Henri Zaffreya a décompté une quarantaine de gravures et de statuettes qui « couvrent tout le paléolithique supérieur sur la majeure partie de l’Europe : France, Espagne, Moravie, Autriche, Pologne (…) Il faut surtout noter l’existence de quelques pièces soignées, réalistes quand elles ne font pas preuve de créativité ou d’une surprenante fantaisie : Pendeloque de Saint Marcel, Double phallus de Gorge d’Enfer, Phallus à tête humaine du Roc de Marcamps… ». Du plus bel effet sur la cheminée de mamie ! En avant pour un panorama :

 

Encore une fois, la doyenne, vieille de 28 000 ans, a été trouvée dans la célèbre grotte d’Hohle Fels (par le non moins célèbre Professeur Conard), en 14 morceaux dont la reconstitution a cependant été très facile.
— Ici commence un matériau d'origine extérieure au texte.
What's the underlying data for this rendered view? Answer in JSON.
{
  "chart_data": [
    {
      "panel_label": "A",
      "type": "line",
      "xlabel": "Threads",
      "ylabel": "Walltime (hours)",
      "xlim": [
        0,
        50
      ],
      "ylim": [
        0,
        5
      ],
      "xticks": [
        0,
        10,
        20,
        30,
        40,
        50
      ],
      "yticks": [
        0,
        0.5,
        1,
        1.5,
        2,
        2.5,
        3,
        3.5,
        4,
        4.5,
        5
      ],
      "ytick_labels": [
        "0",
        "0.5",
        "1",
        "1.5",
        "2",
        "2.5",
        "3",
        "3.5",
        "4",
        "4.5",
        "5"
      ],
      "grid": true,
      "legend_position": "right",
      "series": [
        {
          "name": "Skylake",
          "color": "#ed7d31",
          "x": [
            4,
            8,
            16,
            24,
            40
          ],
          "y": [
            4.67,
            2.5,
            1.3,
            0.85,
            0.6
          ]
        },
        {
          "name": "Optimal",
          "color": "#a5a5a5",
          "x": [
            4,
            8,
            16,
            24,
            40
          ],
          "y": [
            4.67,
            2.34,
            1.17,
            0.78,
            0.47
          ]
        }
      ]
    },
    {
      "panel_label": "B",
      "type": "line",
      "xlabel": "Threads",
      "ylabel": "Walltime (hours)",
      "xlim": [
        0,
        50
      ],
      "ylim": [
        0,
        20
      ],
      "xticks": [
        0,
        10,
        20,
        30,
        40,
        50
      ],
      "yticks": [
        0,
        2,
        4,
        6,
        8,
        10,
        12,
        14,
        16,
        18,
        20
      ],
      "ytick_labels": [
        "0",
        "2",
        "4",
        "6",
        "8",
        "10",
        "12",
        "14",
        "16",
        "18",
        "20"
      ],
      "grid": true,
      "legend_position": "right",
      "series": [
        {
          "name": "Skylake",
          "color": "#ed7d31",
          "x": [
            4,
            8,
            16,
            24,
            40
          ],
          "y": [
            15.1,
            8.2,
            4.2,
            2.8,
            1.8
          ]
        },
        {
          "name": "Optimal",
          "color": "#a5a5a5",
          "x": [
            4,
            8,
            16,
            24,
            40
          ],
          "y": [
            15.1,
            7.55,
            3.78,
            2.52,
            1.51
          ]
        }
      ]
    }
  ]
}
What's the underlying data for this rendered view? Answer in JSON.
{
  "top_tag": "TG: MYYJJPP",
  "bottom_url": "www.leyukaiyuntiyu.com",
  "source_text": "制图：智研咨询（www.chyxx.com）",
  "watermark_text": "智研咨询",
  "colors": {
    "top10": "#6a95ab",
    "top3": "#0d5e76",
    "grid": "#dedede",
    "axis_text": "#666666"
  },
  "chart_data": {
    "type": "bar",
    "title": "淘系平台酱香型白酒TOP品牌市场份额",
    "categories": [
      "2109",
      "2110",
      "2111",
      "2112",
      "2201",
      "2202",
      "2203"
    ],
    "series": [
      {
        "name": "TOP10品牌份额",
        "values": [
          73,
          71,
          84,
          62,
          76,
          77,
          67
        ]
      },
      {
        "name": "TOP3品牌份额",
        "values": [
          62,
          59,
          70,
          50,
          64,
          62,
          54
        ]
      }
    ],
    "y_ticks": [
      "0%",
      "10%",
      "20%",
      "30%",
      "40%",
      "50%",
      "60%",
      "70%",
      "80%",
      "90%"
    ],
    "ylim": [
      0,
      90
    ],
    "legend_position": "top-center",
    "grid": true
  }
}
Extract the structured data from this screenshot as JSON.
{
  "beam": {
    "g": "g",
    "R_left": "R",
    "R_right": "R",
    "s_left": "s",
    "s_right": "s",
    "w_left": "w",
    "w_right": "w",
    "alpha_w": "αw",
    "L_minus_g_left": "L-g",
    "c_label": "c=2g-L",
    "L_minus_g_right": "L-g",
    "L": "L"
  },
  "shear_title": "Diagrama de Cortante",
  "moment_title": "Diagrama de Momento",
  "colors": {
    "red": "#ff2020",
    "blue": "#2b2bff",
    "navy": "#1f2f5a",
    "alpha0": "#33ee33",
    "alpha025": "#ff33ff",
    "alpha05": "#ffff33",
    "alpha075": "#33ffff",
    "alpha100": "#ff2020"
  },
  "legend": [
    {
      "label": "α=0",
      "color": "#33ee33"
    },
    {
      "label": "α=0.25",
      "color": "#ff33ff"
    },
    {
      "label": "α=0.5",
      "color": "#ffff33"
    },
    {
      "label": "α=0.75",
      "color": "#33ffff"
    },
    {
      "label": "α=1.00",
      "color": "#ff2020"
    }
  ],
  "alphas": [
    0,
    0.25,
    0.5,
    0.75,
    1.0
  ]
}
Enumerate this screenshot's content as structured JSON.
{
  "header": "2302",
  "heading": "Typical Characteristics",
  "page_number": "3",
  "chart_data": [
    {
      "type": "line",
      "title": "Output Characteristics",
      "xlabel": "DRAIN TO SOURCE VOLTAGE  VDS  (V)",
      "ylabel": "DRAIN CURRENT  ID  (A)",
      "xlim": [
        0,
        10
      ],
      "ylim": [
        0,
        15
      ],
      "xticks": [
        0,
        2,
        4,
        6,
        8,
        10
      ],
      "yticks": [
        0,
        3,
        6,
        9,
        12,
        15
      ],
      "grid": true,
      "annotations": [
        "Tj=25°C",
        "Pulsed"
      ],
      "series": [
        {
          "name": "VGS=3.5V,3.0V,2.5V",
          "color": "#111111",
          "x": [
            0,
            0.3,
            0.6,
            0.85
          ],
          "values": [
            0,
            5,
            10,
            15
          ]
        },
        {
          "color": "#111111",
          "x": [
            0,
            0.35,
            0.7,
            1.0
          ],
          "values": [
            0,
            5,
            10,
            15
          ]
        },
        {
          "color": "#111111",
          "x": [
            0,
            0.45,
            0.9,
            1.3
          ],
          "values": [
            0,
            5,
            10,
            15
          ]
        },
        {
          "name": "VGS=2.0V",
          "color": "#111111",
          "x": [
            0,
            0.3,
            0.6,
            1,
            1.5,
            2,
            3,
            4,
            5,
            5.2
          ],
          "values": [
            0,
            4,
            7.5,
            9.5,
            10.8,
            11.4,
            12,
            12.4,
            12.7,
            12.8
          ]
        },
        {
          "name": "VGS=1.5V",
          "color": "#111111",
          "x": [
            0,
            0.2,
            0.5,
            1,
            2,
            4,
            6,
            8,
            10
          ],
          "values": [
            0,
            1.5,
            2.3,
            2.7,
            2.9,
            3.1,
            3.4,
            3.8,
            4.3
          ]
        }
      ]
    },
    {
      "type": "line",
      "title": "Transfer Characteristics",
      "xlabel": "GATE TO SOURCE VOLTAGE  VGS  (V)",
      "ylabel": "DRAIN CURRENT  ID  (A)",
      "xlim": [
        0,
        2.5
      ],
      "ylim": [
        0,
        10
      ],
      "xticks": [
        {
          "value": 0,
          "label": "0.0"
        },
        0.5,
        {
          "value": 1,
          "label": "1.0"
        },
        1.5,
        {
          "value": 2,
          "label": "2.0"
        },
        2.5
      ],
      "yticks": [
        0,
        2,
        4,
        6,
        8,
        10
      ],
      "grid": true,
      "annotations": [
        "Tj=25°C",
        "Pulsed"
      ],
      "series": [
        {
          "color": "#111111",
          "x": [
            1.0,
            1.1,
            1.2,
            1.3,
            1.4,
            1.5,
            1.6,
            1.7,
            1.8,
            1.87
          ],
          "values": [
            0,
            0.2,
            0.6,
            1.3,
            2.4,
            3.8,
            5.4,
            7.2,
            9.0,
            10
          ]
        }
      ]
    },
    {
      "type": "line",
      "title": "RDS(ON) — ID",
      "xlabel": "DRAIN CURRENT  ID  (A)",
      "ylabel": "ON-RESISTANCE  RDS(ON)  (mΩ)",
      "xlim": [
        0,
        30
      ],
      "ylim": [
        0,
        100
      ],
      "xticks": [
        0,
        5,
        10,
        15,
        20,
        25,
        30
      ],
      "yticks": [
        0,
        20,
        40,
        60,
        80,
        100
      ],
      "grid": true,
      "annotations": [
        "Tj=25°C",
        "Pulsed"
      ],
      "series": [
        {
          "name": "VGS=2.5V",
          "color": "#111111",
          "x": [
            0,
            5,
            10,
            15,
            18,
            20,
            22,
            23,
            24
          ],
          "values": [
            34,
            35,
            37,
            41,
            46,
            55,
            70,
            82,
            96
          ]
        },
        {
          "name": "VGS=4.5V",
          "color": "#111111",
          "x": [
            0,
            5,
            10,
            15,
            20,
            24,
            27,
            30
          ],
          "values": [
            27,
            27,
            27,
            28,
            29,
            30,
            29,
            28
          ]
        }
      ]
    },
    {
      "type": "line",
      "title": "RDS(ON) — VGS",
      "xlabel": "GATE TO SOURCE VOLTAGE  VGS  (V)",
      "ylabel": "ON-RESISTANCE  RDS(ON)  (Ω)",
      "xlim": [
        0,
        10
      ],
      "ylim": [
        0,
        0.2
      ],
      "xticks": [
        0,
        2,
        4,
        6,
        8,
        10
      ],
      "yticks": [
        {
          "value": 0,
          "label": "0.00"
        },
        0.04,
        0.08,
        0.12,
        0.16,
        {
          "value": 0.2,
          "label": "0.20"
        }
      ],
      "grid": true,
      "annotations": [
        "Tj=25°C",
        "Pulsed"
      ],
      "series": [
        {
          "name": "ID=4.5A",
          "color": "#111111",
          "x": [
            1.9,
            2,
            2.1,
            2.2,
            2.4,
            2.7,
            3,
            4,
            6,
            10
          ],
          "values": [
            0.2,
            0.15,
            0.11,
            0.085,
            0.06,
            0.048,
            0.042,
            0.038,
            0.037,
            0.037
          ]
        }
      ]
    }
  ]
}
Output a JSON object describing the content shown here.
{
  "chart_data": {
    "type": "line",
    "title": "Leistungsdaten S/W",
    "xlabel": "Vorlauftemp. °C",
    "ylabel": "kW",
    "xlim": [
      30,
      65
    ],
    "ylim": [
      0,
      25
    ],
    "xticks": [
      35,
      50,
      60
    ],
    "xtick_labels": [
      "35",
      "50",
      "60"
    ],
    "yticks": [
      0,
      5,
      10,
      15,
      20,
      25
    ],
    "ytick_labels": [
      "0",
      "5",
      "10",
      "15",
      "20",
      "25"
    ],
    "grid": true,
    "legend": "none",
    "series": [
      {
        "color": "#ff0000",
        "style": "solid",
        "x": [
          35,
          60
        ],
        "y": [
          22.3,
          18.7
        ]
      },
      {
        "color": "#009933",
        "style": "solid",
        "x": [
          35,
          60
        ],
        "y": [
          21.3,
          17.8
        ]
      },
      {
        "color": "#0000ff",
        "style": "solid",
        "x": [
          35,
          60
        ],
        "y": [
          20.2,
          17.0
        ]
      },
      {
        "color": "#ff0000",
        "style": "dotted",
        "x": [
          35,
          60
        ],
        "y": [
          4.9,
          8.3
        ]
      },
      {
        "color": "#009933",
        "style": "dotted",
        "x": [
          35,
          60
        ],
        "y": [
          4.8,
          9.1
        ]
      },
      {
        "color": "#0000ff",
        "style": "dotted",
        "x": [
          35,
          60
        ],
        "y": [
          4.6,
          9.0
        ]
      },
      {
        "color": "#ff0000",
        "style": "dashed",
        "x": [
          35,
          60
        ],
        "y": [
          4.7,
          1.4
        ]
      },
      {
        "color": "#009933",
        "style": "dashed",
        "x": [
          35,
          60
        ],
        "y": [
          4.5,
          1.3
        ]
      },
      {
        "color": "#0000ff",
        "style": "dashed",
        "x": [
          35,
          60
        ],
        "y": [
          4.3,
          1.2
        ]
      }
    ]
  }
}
L’objet mesure 19.2 cm de haut et 2.8 cm de large.

 

Phallus d'Hohle Fells

 

Et voici les autres variations sur le même thème.

 

Pendeloque phallique de Saint Marcel

Phallus d'El Pendo, des Gorges d'Enfer, de La Madeleine, de Blanchard et de Castanet

Roc de Marcamps

Homme / Femme : mode d’emploi

 

Après les Vénus et les phallus, vous connaissez sans doute moins les gravures de scènes sexuelles sur des plaques de pierres. Toujours selon l’article précédemment cité, « il y a 20 000 ans, des images mélangeant les parties génitales mâles et femelles ont remplacé les «Vénus». Les murs de la grotte de La Marche, en France, présentent de nombreuses images érotiques rappelant le Kamasutra. On y voit des pénétrations et une représentation de cunnilingus. Le niveau médiocre du dessin fait cependant plutôt penser à un graffiti réalisé par un individu isolé qu'à un art impliquant toute une société aux mœurs débridées ».

 

Gravure de la grotte de La Marche

 

 

Dans l’article d’Elodie Cuzin, Marcos García Díez cite également la Grotte de la Marche (près de Poitiers) de sa gravure « montrant une femme à quatre pattes devant une personne. Et, chose très rare, une autre personne en retrait [qui] semble les observer ». Après tout, les habitants de Pompéi décoreront leurs maisons de manière similaire quelques siècles plus tard.

 

Hic Habitat Felicitas, Ici réside le bonheur

 

Une autre gravure préhistorique, celle des femmes de Gönnersdorf (Allemagne) qui représente deux femmes enlacées fait couler beaucoup d’encre.

 

Femmes de Gönnersdorf

 

 

C’est une preuve que « l’homosexualité existait déjà à l’époque » poursuit la journaliste. S’ils en sont pratiquement sûrs, les scientifiques prennent tout de même cette affirmation avec des pincettes. Mais ce n’est pas le cas de certains blogs militants qui en font leurs choux gras… Le sexe dans la préhistoire, où comment appliquer nos propres états d’âme à des pratiques et des sentiments qu’on ne connaîtra jamais…

 

Notes :

(1) Une exposition qui fait bosser les blogueurs espagnols sur leurs titres. J’ai relevé « Sexo Sapiens », « El kamasutra del paleolítico » et mon préféré « El Sexolítico »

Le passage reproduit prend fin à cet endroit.